Converts Transcriber .trs files to corpus input files for Kaldi

The participant genders from the Transcriber transcripts are used, if present, to generate the spk2gender file. The following participant meta-data is lost during conversion:

dialect
accent
scope
version
version date
air date
scribe
language

The following Transcriber annotations are lost during conversion:

phrase language annotations
named entity annotations
comments
noises
lexical tags
pronounce tags

By default, all words are converted to lowercase, and extraneous punctuation is removed. To disable this behaviour, use the –cleanOrthography=false command line switch.
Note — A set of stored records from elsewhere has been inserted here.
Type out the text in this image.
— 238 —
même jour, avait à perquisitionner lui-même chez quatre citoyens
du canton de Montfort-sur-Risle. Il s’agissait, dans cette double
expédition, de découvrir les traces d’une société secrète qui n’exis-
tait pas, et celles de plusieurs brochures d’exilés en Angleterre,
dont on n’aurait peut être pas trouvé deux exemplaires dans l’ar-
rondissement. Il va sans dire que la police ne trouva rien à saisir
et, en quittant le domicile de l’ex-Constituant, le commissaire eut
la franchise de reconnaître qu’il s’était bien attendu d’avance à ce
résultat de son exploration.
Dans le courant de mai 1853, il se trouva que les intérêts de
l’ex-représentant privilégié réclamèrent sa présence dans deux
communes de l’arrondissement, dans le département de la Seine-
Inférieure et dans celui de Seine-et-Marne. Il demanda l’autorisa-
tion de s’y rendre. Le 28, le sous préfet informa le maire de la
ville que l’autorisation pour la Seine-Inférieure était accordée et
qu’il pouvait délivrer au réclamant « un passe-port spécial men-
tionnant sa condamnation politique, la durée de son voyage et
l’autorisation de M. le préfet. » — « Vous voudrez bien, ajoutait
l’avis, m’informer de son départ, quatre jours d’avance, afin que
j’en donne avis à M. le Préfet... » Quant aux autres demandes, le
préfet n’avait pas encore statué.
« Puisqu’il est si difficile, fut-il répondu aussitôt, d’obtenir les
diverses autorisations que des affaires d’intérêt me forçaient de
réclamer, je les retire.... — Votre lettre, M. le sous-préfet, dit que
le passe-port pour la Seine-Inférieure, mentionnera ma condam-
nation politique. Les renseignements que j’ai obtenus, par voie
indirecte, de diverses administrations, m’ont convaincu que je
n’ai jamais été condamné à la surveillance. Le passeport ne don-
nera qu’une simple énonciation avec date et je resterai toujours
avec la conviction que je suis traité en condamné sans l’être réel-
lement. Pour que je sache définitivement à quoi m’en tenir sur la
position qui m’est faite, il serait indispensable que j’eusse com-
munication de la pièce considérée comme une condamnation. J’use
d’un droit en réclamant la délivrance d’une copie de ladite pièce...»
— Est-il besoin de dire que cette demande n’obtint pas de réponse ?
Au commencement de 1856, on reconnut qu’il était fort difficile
Deserializing from “Transcriber transcript” text/xml-transcriber

Command-line configuration parameters for deserialization:


`--topicLayer=`Layer	Topic tags
`--commentLayer=`Layer	Commentary
`--noiseLayer=`Layer	Noise annotations
`--languageLayer=`Layer	Inline language tags
`--lexicalLayer=`Layer	Lexical tags
`--pronounceLayer=`Layer	Manual pronunciation tags
`--entityLayer=`Layer	Named entities
`--scribeLayer=`Layer	Name of transcriber
`--versionLayer=`Layer	Version of transcriber
`--versionDateLayer=`Layer	Version date of transcriber
`--programLayer=`Layer	Name of the program recorded
`--airDateLayer=`Layer	Date the program aired
`--transcriptLanguageLayer=`Layer	The language of the whole transcript
`--participantCheckLayer=`Layer	Participant checked
`--genderLayer=`Layer	Gender - participant ‘type’
`--dialectLayer=`Layer	Participant's dialect
`--accentLayer=`Layer	Participant's accent
`--scopeLayer=`Layer	Participant's ‘scope’

Serializing to “Kaldi Files” text/x-kaldi-text

Command-line configuration parameters for serialization:


`--orthographyLayer=`Layer	Orthography tags
`--pronunciationLayer=`Layer	Pronunciation tags
`--genderLayer=`Layer	Participant gender
`--prefixUtteranceId=`Boolean	Whether to prefix utterance IDs with the speaker ID or not.
`--wavBasePath=`String	Base path to prefix all wav files names.